El caso de Zhúkov plantea preguntas vigentes sobre la relación entre poder y mérito, y el precio de la lealtad en regímenes totalitarios. Su exilio y olvido muestran cómo las estructuras políticas pueden acabar con sus propios salvadores, mientras la realidad política decide la narración histórica.
Más allá de la rehabilitación parcial en Rusia moderna, la figura oficial de Zhúkov es un símbolo simplificado, vaciado de sus conflictos internos y complejidades.

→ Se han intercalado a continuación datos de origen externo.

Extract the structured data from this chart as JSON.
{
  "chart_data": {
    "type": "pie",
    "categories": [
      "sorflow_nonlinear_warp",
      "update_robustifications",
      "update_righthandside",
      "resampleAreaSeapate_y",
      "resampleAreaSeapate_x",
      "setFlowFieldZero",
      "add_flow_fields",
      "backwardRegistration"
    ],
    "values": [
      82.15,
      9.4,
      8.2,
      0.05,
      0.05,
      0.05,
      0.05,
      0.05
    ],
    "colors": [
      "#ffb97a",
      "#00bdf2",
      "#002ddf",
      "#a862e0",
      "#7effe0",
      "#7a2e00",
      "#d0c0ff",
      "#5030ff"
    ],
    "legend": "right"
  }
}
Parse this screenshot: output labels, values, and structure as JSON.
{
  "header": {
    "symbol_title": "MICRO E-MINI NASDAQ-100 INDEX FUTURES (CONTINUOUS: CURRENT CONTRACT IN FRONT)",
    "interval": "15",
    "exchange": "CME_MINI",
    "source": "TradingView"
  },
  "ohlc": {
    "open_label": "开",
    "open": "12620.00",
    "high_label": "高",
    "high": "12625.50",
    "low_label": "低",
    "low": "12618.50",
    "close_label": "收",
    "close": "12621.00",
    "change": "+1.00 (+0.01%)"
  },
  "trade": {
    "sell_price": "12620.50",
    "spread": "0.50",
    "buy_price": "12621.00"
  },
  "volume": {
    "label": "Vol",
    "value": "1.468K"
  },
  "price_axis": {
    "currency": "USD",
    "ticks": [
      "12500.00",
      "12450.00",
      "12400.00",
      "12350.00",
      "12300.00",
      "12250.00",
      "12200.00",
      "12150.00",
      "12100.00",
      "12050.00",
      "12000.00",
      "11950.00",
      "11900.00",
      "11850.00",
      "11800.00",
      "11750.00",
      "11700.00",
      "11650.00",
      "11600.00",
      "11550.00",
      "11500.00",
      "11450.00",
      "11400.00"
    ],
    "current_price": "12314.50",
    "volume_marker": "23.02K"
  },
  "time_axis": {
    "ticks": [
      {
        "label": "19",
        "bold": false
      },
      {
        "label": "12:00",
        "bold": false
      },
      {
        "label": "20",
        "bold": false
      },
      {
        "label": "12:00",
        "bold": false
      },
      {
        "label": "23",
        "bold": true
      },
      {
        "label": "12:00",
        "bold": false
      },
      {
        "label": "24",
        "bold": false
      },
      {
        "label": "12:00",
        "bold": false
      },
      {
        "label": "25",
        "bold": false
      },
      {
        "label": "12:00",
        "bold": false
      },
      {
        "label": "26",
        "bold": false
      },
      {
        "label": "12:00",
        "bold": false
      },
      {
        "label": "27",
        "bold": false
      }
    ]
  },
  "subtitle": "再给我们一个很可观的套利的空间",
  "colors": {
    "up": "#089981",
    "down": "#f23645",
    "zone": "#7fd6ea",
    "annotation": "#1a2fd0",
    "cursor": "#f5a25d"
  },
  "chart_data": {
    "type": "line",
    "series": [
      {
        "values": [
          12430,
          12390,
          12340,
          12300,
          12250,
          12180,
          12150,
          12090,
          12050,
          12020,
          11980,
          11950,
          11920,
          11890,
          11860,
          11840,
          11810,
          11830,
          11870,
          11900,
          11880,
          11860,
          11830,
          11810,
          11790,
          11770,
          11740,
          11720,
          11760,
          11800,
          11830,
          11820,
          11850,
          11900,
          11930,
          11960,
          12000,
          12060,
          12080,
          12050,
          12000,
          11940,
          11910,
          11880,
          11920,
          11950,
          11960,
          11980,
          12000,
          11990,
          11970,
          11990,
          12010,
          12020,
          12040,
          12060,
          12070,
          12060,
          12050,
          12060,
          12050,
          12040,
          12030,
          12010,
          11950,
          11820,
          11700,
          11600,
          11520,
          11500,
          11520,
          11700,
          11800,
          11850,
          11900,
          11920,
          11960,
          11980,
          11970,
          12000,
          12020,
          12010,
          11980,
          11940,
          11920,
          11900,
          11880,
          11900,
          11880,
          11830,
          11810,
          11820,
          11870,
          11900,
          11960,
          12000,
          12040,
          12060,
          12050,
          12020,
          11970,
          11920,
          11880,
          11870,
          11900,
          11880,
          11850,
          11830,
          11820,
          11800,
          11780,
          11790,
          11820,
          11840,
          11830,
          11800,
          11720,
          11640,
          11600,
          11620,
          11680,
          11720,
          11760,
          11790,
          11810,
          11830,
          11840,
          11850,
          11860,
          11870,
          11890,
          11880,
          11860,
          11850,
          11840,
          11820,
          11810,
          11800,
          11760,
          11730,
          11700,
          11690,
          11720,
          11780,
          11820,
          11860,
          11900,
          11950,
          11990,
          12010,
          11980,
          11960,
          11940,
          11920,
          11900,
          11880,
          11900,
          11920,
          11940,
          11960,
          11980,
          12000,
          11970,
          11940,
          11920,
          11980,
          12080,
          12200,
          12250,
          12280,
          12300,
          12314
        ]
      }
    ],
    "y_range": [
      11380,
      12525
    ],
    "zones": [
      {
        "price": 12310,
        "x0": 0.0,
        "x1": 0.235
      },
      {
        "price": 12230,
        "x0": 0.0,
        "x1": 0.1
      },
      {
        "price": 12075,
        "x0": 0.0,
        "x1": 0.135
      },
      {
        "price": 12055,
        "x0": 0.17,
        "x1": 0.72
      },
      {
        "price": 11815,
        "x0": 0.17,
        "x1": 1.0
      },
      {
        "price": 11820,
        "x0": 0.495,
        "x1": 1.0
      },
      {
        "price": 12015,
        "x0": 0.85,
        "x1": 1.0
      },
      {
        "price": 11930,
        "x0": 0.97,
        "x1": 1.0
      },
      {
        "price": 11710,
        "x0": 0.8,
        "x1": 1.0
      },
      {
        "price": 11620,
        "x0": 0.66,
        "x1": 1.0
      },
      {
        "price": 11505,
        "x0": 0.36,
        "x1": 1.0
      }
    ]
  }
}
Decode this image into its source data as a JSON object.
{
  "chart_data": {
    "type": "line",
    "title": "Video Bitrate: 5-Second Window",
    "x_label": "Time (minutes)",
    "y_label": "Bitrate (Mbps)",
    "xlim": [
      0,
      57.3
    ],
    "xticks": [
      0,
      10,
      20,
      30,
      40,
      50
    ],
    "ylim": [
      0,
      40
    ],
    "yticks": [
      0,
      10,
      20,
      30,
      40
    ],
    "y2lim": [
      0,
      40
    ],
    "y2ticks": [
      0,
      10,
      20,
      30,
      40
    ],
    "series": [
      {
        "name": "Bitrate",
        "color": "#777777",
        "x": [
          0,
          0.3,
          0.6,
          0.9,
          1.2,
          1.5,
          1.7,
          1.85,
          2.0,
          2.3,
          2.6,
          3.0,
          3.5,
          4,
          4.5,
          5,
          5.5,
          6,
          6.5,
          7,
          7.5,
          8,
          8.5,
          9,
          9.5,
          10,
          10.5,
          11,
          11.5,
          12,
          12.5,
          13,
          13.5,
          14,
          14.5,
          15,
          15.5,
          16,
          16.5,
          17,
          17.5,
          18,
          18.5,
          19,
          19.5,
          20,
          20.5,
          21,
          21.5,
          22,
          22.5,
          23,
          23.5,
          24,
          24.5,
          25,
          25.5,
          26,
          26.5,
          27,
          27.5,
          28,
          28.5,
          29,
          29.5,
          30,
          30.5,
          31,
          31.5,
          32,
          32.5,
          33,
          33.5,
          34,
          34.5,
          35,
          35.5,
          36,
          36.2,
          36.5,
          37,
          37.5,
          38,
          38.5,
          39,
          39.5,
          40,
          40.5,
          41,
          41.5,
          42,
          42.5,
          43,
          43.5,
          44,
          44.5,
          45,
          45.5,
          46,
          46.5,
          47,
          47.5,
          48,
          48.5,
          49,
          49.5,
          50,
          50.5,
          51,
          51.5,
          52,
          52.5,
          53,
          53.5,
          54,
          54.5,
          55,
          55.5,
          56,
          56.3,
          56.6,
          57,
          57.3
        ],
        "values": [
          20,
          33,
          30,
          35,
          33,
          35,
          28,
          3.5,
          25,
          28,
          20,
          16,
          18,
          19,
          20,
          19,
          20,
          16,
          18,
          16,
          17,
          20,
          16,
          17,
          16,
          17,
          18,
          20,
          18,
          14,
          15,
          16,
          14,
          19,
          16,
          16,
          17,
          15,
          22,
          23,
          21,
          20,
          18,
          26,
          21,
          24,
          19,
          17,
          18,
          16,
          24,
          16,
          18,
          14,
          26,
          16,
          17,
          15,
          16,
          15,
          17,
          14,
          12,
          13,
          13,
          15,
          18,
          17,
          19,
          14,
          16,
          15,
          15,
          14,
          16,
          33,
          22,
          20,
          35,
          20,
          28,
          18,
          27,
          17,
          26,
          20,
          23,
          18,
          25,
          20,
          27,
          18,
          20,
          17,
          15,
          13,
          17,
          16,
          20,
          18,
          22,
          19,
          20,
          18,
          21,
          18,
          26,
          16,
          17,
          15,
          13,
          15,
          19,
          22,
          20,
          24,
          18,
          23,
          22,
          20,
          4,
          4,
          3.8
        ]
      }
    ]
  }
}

La verdadera historia de su vida revela las tensiones entre un hombre excepcional y un sistema que no admitía rivalidades ni autonomía.
Esta historia impactante nos invita a reflexionar sobre los riesgos que corren los líderes militares cuando su éxito eclipsa a los gobernantes. Zhúkov triunfó sobre Hitler, pero fue destruido por la paranoia y la desconfiada política soviética, una lección que trasciende tiempos y fronteras.
El nombre de Zhúkov sigue vivo no solo en monumentos y documentales rusos, sino en el respeto silencioso de los veteranos y soldados que reconocen en él al verdadero artífice de la victoria. Su legado perdura como la memoria de quienes estuvieron en el frente y vieron la historia en acción.
¿Podría un sistema de poder que elimina a sus hombres más capaces sostenerse a largo plazo? La Unión Soviética limpió sus heroes, pero terminó desapareciendo del mapa. La historia de Zhúkov demuestra cómo el control político puede socavar incluso las grandes victorias militares.
En definitiva, Gueorgui Zhúkov fue el hombre que derrotó a Hitler y salvó a su país pero fue exiliado, humillado y borrado. Su vida entera es un relato golpeante, una mezcla de triunfo y tragedia, que sigue resonando como advertencia para cualquier régimen que temiera la amenaza del mérito y la independencia.